BorBla · November 30, 2023, 1:15pm

hi Sanket,
Thank you very much for your time and the answer!
It compiles :)… and works to some extent, however probably I’ve described it poorly, and thus not necassairly as expected - I am most sorry here… and let me jump to more details (backed up with examples).

Lowest “GroupBy” branch should return occurances - giving results as follows
- excel formula “CountIf” (equal to a particular digit)

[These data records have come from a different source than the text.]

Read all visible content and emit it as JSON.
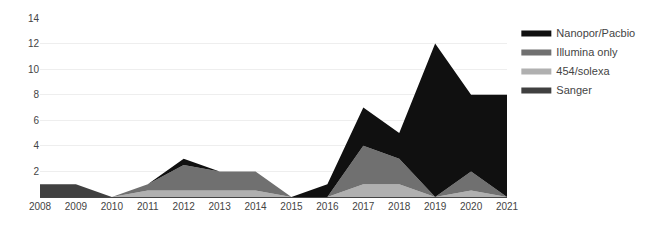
{
  "chart_data": {
    "type": "area",
    "stacked": true,
    "x": [
      2008,
      2009,
      2010,
      2011,
      2012,
      2013,
      2014,
      2015,
      2016,
      2017,
      2018,
      2019,
      2020,
      2021
    ],
    "series": [
      {
        "name": "Sanger",
        "color": "#404040",
        "values": [
          1,
          1,
          0,
          0,
          0,
          0,
          0,
          0,
          0,
          0,
          0,
          0,
          0,
          0
        ]
      },
      {
        "name": "454/solexa",
        "color": "#b0b0b0",
        "values": [
          0,
          0,
          0,
          0.5,
          0.5,
          0.5,
          0.5,
          0,
          0,
          1,
          1,
          0,
          0.5,
          0
        ]
      },
      {
        "name": "Illumina only",
        "color": "#707070",
        "values": [
          0,
          0,
          0,
          0.5,
          2,
          1.5,
          1.5,
          0,
          0,
          3,
          2,
          0,
          1.5,
          0
        ]
      },
      {
        "name": "Nanopor/Pacbio",
        "color": "#101010",
        "values": [
          0,
          0,
          0,
          0,
          0.5,
          0,
          0,
          0,
          1,
          3,
          2,
          12,
          6,
          8
        ]
      }
    ],
    "xlim": [
      2008,
      2021
    ],
    "xticks": [
      2008,
      2009,
      2010,
      2011,
      2012,
      2013,
      2014,
      2015,
      2016,
      2017,
      2018,
      2019,
      2020,
      2021
    ],
    "ylim": [
      0,
      14
    ],
    "yticks": [
      2,
      4,
      6,
      8,
      10,
      12,
      14
    ],
    "grid": true,
    "legend": "right"
  }
}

“Middle” : Pairs are aggregated very well with 3 Column Aggs - that’s a great idea!
However pairs should be also counted within all the sets, so
{0,1} => 3 occurances (set.2 & set.7 & set.16 - that is just so that its clear, does not have to be included in the KNIME solution)
{0,2} => 1 occurance (set.7)
{0,3} => 1 occurance (set.8)
{0,4} => 0 occurances

and analogically with whole triple-sets
{0,1,2} => 1 occurance (set.7)
{0,1,3} => 0 occurances

Hope that is more understandable now… maybe that is what is done already and I just cannot see it (LOL)?
thanks again!
Borys

sanket_2012 · December 5, 2023, 9:08am

Hello @BorBla ,
Thank you for explaining the problem in a better way.
To solve this, we used a very different approach, as @armingrudd told me that this falls under the category of Item set mining. So, you first need to install this extension to be able to use the node Association Rule Learner (Borgelt) as shown in the below screenshot.

I am also attaching the workflow below. If you have any questions,
Dummy.knwf (102.3 KB)
let us know.

Thanks,
Sanket

BorBla · December 7, 2023, 7:10pm

Sanket,
thank you very much & credits to @armingrudd as well - this works perfectly well now I need to transpose that logic into my use case… but you’ve done ~99% of it with this workflow, BIG FAT THANKS!
There is so much still to learn for myself (as I have not heart of Itemset mining at all… and it’s so usefull!)

system · December 14, 2023, 7:11pm

This topic was automatically closed 7 days after the last reply. New replies are no longer allowed.